Проходом отступающей русской армии через Москву руководил Барклай. Ермолов был направлен Кутузовым в арьергард Милорадовича, который, сдерживая французов, должен был дать возможность армии в порядке уйти из Москвы. И та и другая операции были проведены твердо и точно. Опасения, что в древней столице начнутся мятежи и резни, не оправдались. Хотя, по свидетельству очевидца, «ломали кабаки и лавки».

К моменту вступления в Москву французов там осталось из 270 тысяч жителей не более десяти тысяч.

Ростопчин приказал вывести из города всех пожарных с «огнегасительными снарядами». Он готовил Москву к сожжению.

На военных складах осталось 156 орудий, которые потом использовал Наполеон, 74 974 ружья, 39 846 сабель, 27 119 артиллерийских снарядов.

В городе осталось более двадцати двух тысяч русских раненых, многие из которых погибли при пожаре.

Москва запылала, как только французы вступили в нее…

Ермолов писал: «Итак, армия прошла наконец Москву. <…> Вскоре затем слышны были в Москве два взрыва и обнаружился большой пожар. Я вспомнил слова графа Ростопчина, сказанные мне накануне, и Москва стыд поругания скрыла в развалинах своих и пепле! Собственными нашими руками разнесен пожирающий ее пламень. Напрасно возлагать вину на неприятеля и оправдываться в том, что возвышает честь народа. Россиянин каждый честно, весь город вообще, великодушно жертвует общей пользе. В добровольном разрушении Москвы усматривают враги предзнаменование их бедствий; все доселе народы, счастию Наполеона более пятнадцати лет покорствующие, не явили подобного примера. Судьба сберегла его для славы россиян!»

Эти строки, написанные через много лет после роковых событий, тем не менее дают представление о состоянии духа Алексея Петровича в сентябре 1812 года: «Смерть врагам, преступившим границы отечества».

Кутузов понимал, какое решение он принял. Да, он фактически повторил доводы Барклая, но отвечал за решение он.

«Князь Михаил Ларионович! С 29-го августа не имею я никаких донесений от вас. Между тем от 1 сентября получил я, через Ярославль, от Московского Главнокомандующего печальное извещение, что вы решились с армией оставить Москву. Вы сами можете вообразить действие, какое произвело сие известие, а молчаливость ваша усугубляет мое удивление.

Я отправляю с сим генерал-адъютанта, князя Волконского, дабы узнать от вас о положении армии и о побудивших вас причинах к столь несчастной решимости.

Александр.

С.-Петербург.

Сентября 7 дня, 1812 года».

Если мы вспомним восторженное послание Александра Кутузову от 31 августа, то станет понятно, как разочарован был император и какое раздражение вызвал у него этот хитрый старик, который вопреки своим обещаниям не только отдал Наполеону древнюю столицу, но и не счел нужным оповестить об этом Петербург. Это выглядело как демонстративное пренебрежение.

У Кутузова были чисто психологические причины не спешить с рапортом.

Хотя твердая позиция Барклая и облегчила ему роковое решение, но, судя по всему, пережил он его тяжело.

4 сентября он продиктовал и отправил императору донесение, в котором объяснял свои мотивы. К 7-му числу Александр просто не успел его получить.

В этот день Кутузова видел посланный к нему из арьергарда капитан Бологовский: «Он сидел одинокий, с поникшей головою, и казался удрученным». И было от чего.

В Москве, как уже говорилось, оставалось более двадцати двух тысяч раненых. Сотни подвод были заняты под вывоз пожарных и «огнегасительного снаряда». Для раненых подвод не хватило.

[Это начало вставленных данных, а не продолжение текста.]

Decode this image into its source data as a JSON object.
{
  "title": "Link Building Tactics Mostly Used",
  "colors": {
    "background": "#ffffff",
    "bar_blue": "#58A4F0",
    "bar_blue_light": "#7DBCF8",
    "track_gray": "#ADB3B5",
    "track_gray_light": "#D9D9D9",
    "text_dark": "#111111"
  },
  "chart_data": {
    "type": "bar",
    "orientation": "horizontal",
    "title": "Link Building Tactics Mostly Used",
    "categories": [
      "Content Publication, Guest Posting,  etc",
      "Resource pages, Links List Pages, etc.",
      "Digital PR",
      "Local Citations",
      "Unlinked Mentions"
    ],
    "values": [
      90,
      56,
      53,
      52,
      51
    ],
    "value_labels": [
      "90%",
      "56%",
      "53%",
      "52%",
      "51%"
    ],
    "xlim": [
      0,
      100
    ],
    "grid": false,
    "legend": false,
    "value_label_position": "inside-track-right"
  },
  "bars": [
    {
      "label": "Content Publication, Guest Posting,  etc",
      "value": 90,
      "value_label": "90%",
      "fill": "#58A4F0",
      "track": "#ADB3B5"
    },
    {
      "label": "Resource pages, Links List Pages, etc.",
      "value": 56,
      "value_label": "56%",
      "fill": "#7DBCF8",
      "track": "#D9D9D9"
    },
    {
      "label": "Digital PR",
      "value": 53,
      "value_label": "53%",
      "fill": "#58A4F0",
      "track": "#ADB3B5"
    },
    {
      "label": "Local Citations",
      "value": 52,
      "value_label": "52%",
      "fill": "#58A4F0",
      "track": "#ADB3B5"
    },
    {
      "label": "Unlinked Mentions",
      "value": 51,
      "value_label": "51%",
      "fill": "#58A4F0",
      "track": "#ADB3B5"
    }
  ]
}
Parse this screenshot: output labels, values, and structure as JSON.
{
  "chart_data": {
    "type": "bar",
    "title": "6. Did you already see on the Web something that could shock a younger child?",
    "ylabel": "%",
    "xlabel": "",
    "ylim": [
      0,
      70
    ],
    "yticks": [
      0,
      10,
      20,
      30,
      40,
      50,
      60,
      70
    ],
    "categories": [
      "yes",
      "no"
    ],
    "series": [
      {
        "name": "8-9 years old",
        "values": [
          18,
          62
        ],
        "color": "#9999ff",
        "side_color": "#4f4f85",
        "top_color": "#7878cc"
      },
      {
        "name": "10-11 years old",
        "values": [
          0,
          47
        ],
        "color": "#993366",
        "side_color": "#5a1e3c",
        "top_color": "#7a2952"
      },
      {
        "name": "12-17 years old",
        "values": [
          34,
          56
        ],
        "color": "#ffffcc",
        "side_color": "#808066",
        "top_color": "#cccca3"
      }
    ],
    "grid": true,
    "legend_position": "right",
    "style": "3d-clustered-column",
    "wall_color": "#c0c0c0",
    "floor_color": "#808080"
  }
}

Ермолову, одной из фундаментальных черт воинской натуры которого была искренняя и бескорыстная забота о боевых товарищах — одна из причин его популярности, — видеть это было больно: «Душу мою раздирал стон раненых, оставляемых во власти неприятеля. В городе Гжатске князь Кутузов дал необдуманное повеление свозить отовсюду больных и раненых в Москву… С негодованием смотрели на это войска».

Сделать ничего он не мог. Кутузов твердо решил превратить Москву в смертельную ловушку для Наполеона.

Он отправил Мюрату, для передачи начальнику штаба наполеоновской армии маршалу Бертье, записку, в которой писал: «Раненые, остающиеся в Москве, поручаются человеколюбию французских войск». При этом он знал, что город будет сожжен, и представлял себе судьбу своих солдат — героев Бородина.

В рапорте от 4 сентября Кутузов писал императору: «Все сокровища, арсенал и почти все имущества, как казенные, так и частные, из Москвы вывезены, и ни один дворянин в ней не остался».

Возможно, Кутузова ввел в заблуждение Ростопчин, который, как мы помним, говорил совершенно то же самое Ермолову, убеждая оставить Москву.

Но факт остается фактом. В рапорте нет ни слова правды. В Москве оставались и раненые офицеры, то есть дворяне, которые в большинстве своем были спасены французами и устроены вместе с ранеными французскими офицерами.

Оставление Москвы было не только политической, но и грандиозной человеческой трагедией. Жертва, принесенная для вовлечения в гибель противника, была невообразимо велика.

Все это рассказано не для компрометации фельдмаршала, но прежде всего для того, чтобы читатель представил себе степень взаимного ожесточения.

2

Кутузов между тем явно решил не обращать внимания на настроения верховной власти и делать свое дело.

Тогда произведен был знаменитый фланговый марш, в результате которого русская армия оторвалась от французского авангарда и после ряда неожиданных для противника маневров вышла на позицию у Тарутина, где и был возведен укрепленный лагерь.

Князь Александр Борисович Голицын, неотлучно находившийся при Кутузове, вспоминал: «В день осмотра позиции, которая вполне удовлетворяла плану кампании Кутузова, старик был очень весел и в первый раз расчел важность предстоящей зимней кампании: он позвал Толя и Коновницына и тут же отдал приказ, чтобы губернаторам велеть снабдить полушубками всю армию».

Но принятая им стратегия ожидания — ожидания, пока французская армия не ослабнет от пребывания в разрушенной и сожженной Москве, — никак не устраивала большинство генералитета. Повторялась история Барклая.

В воспоминаниях Алексея Петровича, касающихся тарутинского периода, есть красноречивое примечание: «В главную квартиру при селении Красной Пахре прислан от государя генерал-адъютант князь Волконский собрать подробные сведения о состоянии армий. От него узнал я, что, отправляя из Петербурга Кутузова к армиям, государь отдал ему подлинные письма мои к нему, дабы он мог составить некоторое представление о делах и обстоятельствах до прибытия его на место. Это растолковало мне совсем не прежнее расположение ко мне Кутузова, сколько впрочем ни было оно прикрыто благовидною с его стороны наружностию. Перед отъездом своим князь Волконский объявил мне, что государь, желая узнать, отчего Москва оставлена без выстрела, сказал: „Спроси у Ермолова, он должен это знать“. По просьбе его я обещал ему записку, но с намерением уехал из главной квартиры».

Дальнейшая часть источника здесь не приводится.